SYDNEY (AP) -- Hundreds of Muslims rallied in Sydney on Friday night to protest negative media coverage of Islam and the French magazine Charlie Hebdo's depictions of the Prophet Muhammad.
Police said 14 people were moved on from the rally for breaching the peace. But no one was charged and the event was peaceful.
Some of the 800-strong demonstrators in the Muslim enclave of Lakemba held placards with the slogan "Je suis Muslim," French for "I am Muslim."
The slogan was a response to Charlie Hebdo's latest front cover that depicts a tearful Prophet Muhammad holding a sign saying "Je suis Charlie." The edition is the first since the Jan. 7 terrorist attack on the satirical publication's Paris office that left 12 dead.

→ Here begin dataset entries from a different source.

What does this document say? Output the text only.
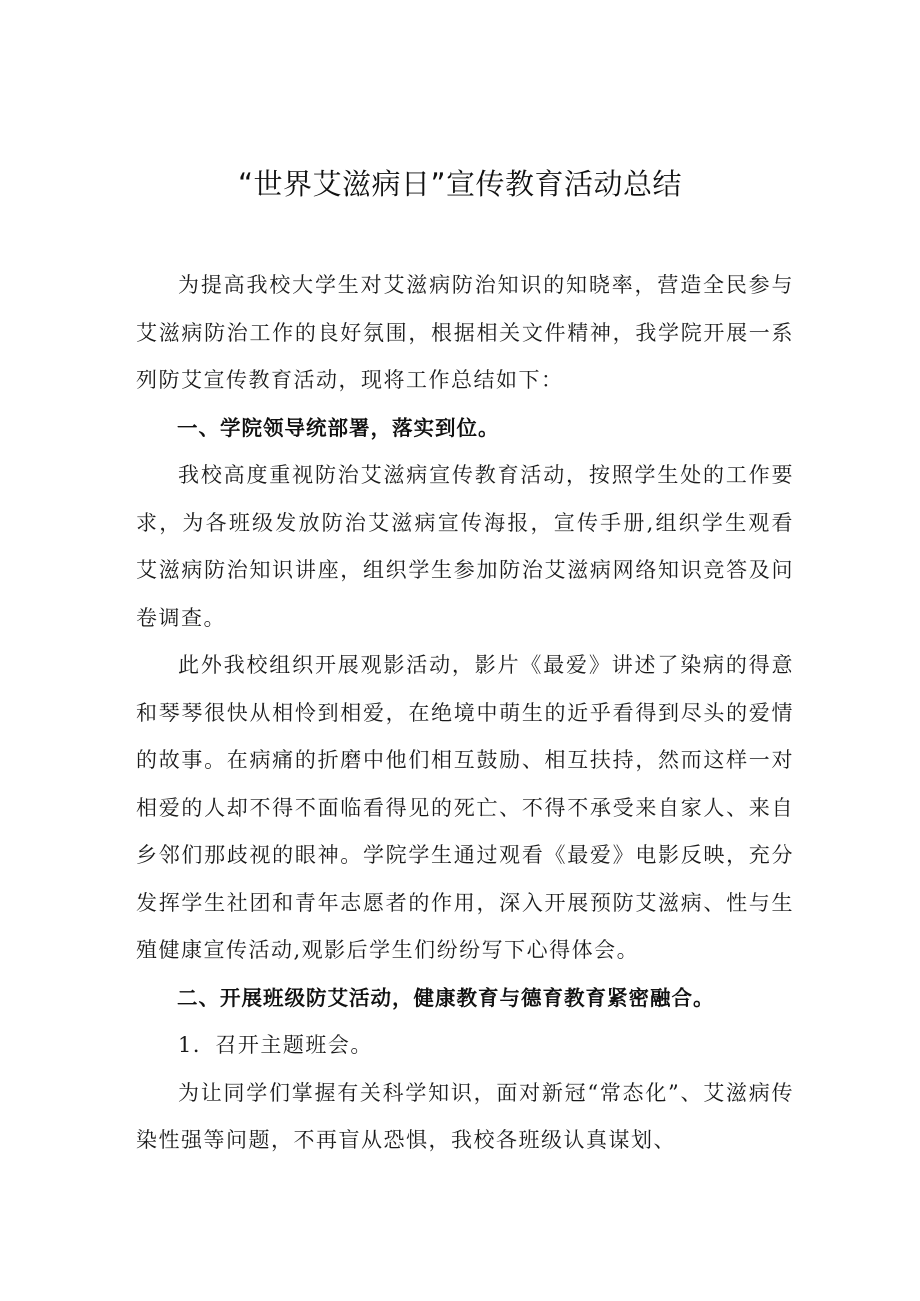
“世界艾滋病日”宣传教育活动总结

为提高我校大学生对艾滋病防治知识的知晓率，营造全民参与艾滋病防治工作的良好氛围，根据相关文件精神，我学院开展一系列防艾宣传教育活动，现将工作总结如下：

一、学院领导统部署，落实到位。

我校高度重视防治艾滋病宣传教育活动，按照学生处的工作要求，为各班级发放防治艾滋病宣传海报，宣传手册,组织学生观看艾滋病防治知识讲座，组织学生参加防治艾滋病网络知识竞答及问卷调查。

此外我校组织开展观影活动，影片《最爱》讲述了染病的得意和琴琴很快从相怜到相爱，在绝境中萌生的近乎看得到尽头的爱情的故事。在病痛的折磨中他们相互鼓励、相互扶持，然而这样一对相爱的人却不得不面临看得见的死亡、不得不承受来自家人、来自乡邻们那歧视的眼神。学院学生通过观看《最爱》电影反映，充分发挥学生社团和青年志愿者的作用，深入开展预防艾滋病、性与生殖健康宣传活动,观影后学生们纷纷写下心得体会。

二、开展班级防艾活动，健康教育与德育教育紧密融合。

1．召开主题班会。

为让同学们掌握有关科学知识，面对新冠“常态化”、艾滋病传染性强等问题，不再盲从恐惧，我校各班级认真谋划、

Organizers of the "Our Prophet, Our Honor" rally said it was intended to be "a peaceful and respectful event" to counter negative media coverage of Islam and Charlie Hebdo's lampooning of their Prophet.
Muslim leader Sufyan Badar told the crowd that demonstrations in support of Charlie Hebdo used freedom of speech as a smoke screen for underlying issues.
"In reality, free speech is one of the many political tools that are used to maintain dominance over the Muslims," Badar said.
Earlier, Prime Minister Tony Abbott has used a Sydney radio interview to warn against the rally being used to incite terrorism. He said he hoped few people would attend.